Invictus: When Forgiveness Emancipates the Soul

FORGIVENESS PURIFIES SOUL


Yes, they say forgiveness is the most powerful spiritual weapon to stay serene from inward until the forgiver really means it.

Long gone the days when I encountered many spiritual quotations narrating the significance of forgiveness, and they had actually their veiled spiritual sense, but alas! I couldn't measure the immensity of their wisdom.

Does that mean I foolishly ignored the wisdom part of forgiveness?

No, I didn't. I, as a matter of fact, tried to be practical in my life and that very sense of pragmatism blocked all the incoming thoughts to me that could otherwise have enlightened my soul with the knowledge of forgiveness.

It was quite incomprehensible to me that how come the deed of others, which delivered immeasurable pains and anguish in my life, be forgiven so as to put my mind or rather myself at ease/peace?

I thought if the forgiveness were to be so vital in the sense that it would facilitate attainment of equanimity, then how come me having no peace at all despite forgiving others?

Now looking inward I am finding the answer to the query which is very true even though I fought unsuccessfully hard to REJECT the wisdom part of it as I STOOD CORRECTED.

Now after watching this movie, the two statements – I am the master of my fate, I am the captain of my soul” and I was thinking about how you spend 30 years in a tiny cell... and come out ready to forgive the people who put you there.”


While the first statement is not the part of this narrative (though I admit the wisdom part of it and it’s truly remarkable, life-changing statement), the other one is the motivational point behind me writing this.

When I heard this statement quoted by Matt Demon (in the movie), I had a sudden of flash of insight of the quotations that I had been reading without accepting the meaning.

I was so pensive at the time that I paused the scene for a while, played it several times in order to drink-in the wisdom, veiled in it. The dialogue not only brought me to the understanding of importance of forgiveness, but also filled my heart with tremendous respect for Nelson Mandela on which life the movie was made.

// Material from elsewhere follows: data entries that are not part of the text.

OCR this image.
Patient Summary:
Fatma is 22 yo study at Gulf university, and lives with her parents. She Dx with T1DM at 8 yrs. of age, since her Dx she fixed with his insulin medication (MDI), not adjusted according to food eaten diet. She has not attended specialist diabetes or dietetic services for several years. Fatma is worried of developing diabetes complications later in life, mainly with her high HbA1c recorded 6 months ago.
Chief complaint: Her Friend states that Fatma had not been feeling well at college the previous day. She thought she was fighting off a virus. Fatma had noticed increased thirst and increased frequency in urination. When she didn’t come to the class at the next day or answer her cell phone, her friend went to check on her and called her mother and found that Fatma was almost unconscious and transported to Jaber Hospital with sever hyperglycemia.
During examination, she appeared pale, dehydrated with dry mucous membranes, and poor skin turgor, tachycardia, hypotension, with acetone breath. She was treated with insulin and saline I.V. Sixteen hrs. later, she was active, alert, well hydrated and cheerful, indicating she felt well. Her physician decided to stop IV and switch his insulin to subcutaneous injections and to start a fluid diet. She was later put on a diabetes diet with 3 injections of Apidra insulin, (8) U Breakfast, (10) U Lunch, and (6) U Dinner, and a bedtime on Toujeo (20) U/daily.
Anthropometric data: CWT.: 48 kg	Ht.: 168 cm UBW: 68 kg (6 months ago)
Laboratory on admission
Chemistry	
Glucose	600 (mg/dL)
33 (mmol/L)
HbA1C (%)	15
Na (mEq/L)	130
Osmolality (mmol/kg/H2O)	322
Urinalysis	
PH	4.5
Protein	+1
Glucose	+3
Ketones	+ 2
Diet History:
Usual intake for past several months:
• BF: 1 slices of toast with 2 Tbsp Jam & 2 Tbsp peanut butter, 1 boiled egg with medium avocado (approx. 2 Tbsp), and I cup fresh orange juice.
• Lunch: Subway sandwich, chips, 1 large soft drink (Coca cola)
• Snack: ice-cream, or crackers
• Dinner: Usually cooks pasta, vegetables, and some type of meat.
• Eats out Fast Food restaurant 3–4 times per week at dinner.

Indeed, how could someone FORGIVE those who put him in 30 years (mark, 30 years!) behind the bars with mockery, slavery, abuse, curse and humiliation!


Isn't that unthinkable? 

But it did HAPPEN!

Then I thought, if someone could be so lenient with the forgiveness, why can’t I? Compared to what Mr. Mandela went though, I've had the account of my life’s journey replete with humiliation relatively nothing.

How come I being so obdurate not to seek forgiveness as the first and last option to end (groundless) feud or acrimony?

When I cast a look on my past, I see countless turns of events wherein I stayed rigid to forgive others for their misdeed. This inflexibility, in turn, caused me nothing but harm and mental uneasiness, let alone I lost many friends because of that.

I would like to express my sincere and heart-felt thanks to the director and script writer of this movie, and I thank to my God for instilling an urge to watch this movie today. Because the insight I got today is priceless and wordless. I lack the necessary words to verbalize the gained insight exactly to my feeling.


I will try my level best to adopt the meaning of the statement fully in my life, and hell, I will.